The use of Hibids advertising platform, the cyber criminals have been delivering the malicious advertisements to over millions of victims around the world in a very huge scale malvertising and baking Trojan campaign, according to the researchers at Check Point.
These malicious advertising ahs infected the PC or mobile devices of the people who are viewing the ads with malware, such as a crypto-miner, ransomware or a banking Trojan. Master134, the criminals have reported to be responsible for this campaign, who has stolen the traffic by redirecting them from over 10,000 hacked WordPress websites, then they have successfully sold it to Adsterra, the real time bidding (RTB) ad platform, according to the today’s blog post.
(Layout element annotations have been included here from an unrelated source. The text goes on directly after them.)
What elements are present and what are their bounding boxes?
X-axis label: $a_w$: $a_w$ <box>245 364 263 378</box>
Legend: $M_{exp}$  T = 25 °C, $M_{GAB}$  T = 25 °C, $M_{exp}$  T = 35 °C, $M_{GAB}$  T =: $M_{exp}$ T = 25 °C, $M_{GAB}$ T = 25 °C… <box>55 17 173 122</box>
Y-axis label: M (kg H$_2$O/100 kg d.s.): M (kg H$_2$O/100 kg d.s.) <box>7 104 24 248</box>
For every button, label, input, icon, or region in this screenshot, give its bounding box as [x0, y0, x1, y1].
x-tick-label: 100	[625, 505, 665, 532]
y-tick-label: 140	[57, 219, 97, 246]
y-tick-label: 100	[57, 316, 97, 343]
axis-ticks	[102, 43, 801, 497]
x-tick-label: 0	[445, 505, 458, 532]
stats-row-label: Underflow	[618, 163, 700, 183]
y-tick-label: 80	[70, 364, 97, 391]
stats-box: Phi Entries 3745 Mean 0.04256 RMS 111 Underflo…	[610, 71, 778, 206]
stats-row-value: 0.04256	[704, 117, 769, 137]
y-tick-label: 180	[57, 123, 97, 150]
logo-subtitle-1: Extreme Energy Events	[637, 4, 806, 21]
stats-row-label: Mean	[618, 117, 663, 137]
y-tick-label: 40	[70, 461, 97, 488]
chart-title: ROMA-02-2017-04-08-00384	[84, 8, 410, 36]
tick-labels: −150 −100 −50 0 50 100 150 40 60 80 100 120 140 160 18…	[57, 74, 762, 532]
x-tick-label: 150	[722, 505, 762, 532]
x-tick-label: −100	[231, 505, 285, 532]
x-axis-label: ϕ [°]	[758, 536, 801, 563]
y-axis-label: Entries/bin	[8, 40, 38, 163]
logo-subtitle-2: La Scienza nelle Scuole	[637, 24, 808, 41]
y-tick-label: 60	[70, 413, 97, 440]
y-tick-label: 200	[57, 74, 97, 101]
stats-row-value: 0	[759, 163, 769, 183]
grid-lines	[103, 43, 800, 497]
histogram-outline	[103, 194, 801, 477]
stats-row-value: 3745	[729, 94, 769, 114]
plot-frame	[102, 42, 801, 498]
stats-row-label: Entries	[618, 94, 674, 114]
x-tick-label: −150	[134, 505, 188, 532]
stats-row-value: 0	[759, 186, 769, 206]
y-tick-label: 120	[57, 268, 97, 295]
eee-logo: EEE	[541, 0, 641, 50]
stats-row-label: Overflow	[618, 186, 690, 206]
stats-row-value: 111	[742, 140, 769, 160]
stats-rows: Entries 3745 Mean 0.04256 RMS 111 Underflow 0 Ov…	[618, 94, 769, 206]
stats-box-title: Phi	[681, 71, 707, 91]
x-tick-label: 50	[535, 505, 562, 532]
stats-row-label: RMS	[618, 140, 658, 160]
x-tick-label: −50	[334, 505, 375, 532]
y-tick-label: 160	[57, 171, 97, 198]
From there, the Adsterra has sold that traffic to advertising platform such as the Exoclick, AdKernel, EvoLeads and AdventureFeeds, which passed it on to the highest-bidding ‘advertiser.’ “Our discovery revealed an alarming partnership between a threat actor disguised as a Publisher and several legitimate Resellers that leverage this relation to distribute a variety of malware which have included the Banking Trojans, ransomware and bots,” researchers wrote.
During the campaign, which is yet active, the Check Point has reportedly seen 40,000 clicks per week on these malicious ads. Cyber criminals, who have measure the return on investment of their ad spend by comparing it to the money they make from crypto mining and ransom, are compromising the legitimate business of online advertising, exploiting it to display the malware-infected ads.
“We can’t help but wonder — is the online advertising industry is responsible for the public’s safety? Indeed, how can we be certain that the advertisement we encounter while visiting a legitimate websites are not meant to harm us?” the researcher wrote.